Da Pisa, via S. Giuseppe 18, 25 dicembre 1925

Caro Zio [1],
Son qui, ma legato alla casa, dei miei, e a vari lavori da spingere avanti. Nessuna speranza, in vista, di una mia gita a Bologna. Forse sarà per Pasqua. Oltre gli auguri, miei e collegialmente della mia famiglia, per te e i tuoi, ho da dirti tre cose:
I) Hai notizie della Rubasceff [2]? Aveva promesso di porsi al lavoro e far presto; ma ho perso contatto con lei.

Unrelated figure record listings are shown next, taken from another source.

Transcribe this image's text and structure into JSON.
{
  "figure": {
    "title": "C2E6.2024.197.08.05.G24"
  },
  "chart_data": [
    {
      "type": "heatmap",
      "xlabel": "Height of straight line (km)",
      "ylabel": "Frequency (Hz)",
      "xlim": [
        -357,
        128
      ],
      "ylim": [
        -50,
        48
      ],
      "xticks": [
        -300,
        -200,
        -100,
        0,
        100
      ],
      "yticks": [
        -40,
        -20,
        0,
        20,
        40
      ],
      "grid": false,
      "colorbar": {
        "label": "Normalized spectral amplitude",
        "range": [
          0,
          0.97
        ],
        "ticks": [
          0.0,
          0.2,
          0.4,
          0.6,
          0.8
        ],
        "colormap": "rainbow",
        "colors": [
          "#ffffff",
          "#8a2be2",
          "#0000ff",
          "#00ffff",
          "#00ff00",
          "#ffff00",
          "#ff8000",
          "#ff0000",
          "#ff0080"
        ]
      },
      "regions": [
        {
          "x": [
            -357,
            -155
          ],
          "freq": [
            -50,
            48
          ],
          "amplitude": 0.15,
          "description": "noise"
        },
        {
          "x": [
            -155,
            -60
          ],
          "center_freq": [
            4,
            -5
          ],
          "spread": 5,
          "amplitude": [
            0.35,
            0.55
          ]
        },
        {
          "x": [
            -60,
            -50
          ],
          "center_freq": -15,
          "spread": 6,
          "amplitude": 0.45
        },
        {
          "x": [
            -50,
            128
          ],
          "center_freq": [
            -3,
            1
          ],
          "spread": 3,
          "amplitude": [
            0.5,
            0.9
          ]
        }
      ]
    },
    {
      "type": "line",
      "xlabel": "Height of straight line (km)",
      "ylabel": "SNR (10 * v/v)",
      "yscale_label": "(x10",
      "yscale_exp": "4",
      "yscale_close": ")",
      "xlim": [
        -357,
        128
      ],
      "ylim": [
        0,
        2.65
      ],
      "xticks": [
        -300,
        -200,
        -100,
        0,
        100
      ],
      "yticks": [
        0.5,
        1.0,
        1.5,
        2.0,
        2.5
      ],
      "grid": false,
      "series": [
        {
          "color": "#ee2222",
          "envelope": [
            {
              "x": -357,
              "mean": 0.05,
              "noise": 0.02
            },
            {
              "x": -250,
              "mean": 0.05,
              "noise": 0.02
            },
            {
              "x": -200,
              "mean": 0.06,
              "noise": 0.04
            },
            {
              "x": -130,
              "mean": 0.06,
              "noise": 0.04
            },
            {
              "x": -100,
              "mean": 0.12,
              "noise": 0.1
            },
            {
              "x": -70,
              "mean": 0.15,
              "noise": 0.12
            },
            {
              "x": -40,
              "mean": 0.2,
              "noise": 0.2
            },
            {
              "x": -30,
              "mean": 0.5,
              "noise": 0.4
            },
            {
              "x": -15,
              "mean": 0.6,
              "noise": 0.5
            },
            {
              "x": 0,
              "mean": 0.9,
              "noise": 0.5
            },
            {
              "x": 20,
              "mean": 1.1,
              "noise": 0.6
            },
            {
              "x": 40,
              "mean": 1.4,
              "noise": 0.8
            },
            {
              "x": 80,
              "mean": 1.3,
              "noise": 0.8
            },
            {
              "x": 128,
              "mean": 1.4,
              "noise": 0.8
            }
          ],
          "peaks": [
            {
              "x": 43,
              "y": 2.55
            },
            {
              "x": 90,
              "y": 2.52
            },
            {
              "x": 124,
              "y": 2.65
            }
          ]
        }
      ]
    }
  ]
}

II) Ti gioverebbe per la tua Rivista un articolo su "La rettorica e la scienza"? Fa parte di certe cose che vado elaborando ora, ed è un'indagine sul processo di persuasione insito nel lavoro scientifico.
III) Avrò pronto fra non molto un lavoro, un volumetto di saggi critici, da Carducci e Pirandello, inchiudente anche vari inglesi meno noti in Italia. Nel libro c'è anche qualcosa che potrebbe far rumore, se lanciato bene, trattandosi di revisioni radicali di molti giudizi correnti su vari autori. Naturalmente non me ne attendo alcun guadagno, ma mi piacerebbe pubblicarlo bene, anche per ragioni professionali. Potresti abbordare in proposito lo Zanichelli? Il Vallecchi, che ha pubblicato altra roba mia, non mi sembra in tono col genere del lavoro.
Scusami questa mia, ma mi faresti un immenso servizio se tu riuscissi. Potresti mettere in evidenza che il mio nome, sia pur solo attraverso la mia opera giornalistica, non è più del tutto ignoto.
Io conto rimaner qui fin verso il 6 gennaio; dopo, puoi indirizzare a Londra.
Tuo caramente
Camillo Pellizzi
 
[1] Ferrari era in realtà il prozio di Camillo Pellizzi, il quale era figlio dello psichiatra Giovanni Battista Pellizzi e di Amelia Sarteschi. Quest'ultima era a sua volta figlia della sorella di Ferrari, Selene, e di Giovanni Battista Sarteschi.
[1] Elisabetta Rubasceff, autrice, qualche anno più tardi, del volume La Russia tra due regimi, Milano, Alpes, 1929.